There may be instances where you want to automate the naming process for your clusters in Soveren during deployment. In this case, you can specify the following in your values.yaml file:

digger:
  statsclient:
    clustername: <NAME>

Here, Soveren will use <NAME> as the cluster's identifier when presenting data map information. If <NAME> isn't specified, Soveren will default to using the Sensor's name defined in the Soveren app.

Resource limits

You can adjust resource usage limits for each of the Soveren Sensor's components.

As a rule of thumb, we do not recommend to change the requests values. They are set with regard to a minimum reasonable functionality that the component can provide given that much resources.

The limits however differ widely between Sensor's components, and are heavily traffic dependent. There is no universal recipe for determining them, except to keep an eye on the actual usage and check how fast the data map is built by the product. General tradeoff here is this: the more resources you allow, the faster the map is built.

Soveren Sensor does not persist any data, it is completely normal if any component restarts and virtual storage is flushed. The ephemeral-storage values are just for making sure that the virtual disk space is not overused.

Interceptors

The Interceptors are placed on each node of the cluster as a DaemonSet. Their ability to collect the traffic is proportional to how many resources they are allowed to use.

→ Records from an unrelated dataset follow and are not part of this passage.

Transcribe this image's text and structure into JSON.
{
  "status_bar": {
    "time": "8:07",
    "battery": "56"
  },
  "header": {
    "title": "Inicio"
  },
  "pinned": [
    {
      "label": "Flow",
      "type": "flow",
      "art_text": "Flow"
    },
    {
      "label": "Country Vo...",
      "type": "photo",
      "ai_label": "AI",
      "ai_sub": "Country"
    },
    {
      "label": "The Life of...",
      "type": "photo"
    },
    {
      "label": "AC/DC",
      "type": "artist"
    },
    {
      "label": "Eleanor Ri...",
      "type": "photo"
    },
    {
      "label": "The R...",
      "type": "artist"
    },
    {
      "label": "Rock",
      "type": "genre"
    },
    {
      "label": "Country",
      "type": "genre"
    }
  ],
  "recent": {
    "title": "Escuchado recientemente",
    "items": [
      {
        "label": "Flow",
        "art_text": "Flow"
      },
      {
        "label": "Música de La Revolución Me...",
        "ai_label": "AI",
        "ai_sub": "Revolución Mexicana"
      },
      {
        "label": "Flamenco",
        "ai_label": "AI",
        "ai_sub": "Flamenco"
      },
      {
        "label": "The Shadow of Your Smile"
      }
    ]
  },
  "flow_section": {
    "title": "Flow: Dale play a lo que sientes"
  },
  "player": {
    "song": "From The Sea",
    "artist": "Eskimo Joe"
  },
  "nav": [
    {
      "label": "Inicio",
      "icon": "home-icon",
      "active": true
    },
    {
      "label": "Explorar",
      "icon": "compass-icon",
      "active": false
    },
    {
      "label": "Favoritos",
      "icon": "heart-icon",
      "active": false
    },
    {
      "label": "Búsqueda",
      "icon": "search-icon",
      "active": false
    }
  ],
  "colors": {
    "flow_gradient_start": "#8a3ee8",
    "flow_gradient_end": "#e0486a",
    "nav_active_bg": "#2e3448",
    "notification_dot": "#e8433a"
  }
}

Interceptors collect HTTP requests and responses with Content-type: application/json, reading from virtual network interfaces of the host and building request/response pairs (read more in the Interceptors: capturing the traffic). Thus, the memory they use is directly proportional to how large those JSONs are.

The reading is done in a non-blocking fashion, leveraging the libpcap library, or more precisely the rpcapd fork. So in effect each Interceptor pod hosts two containers: the rpcapd, which handles the actual traffic capturing, and the interceptor which processes the captured data.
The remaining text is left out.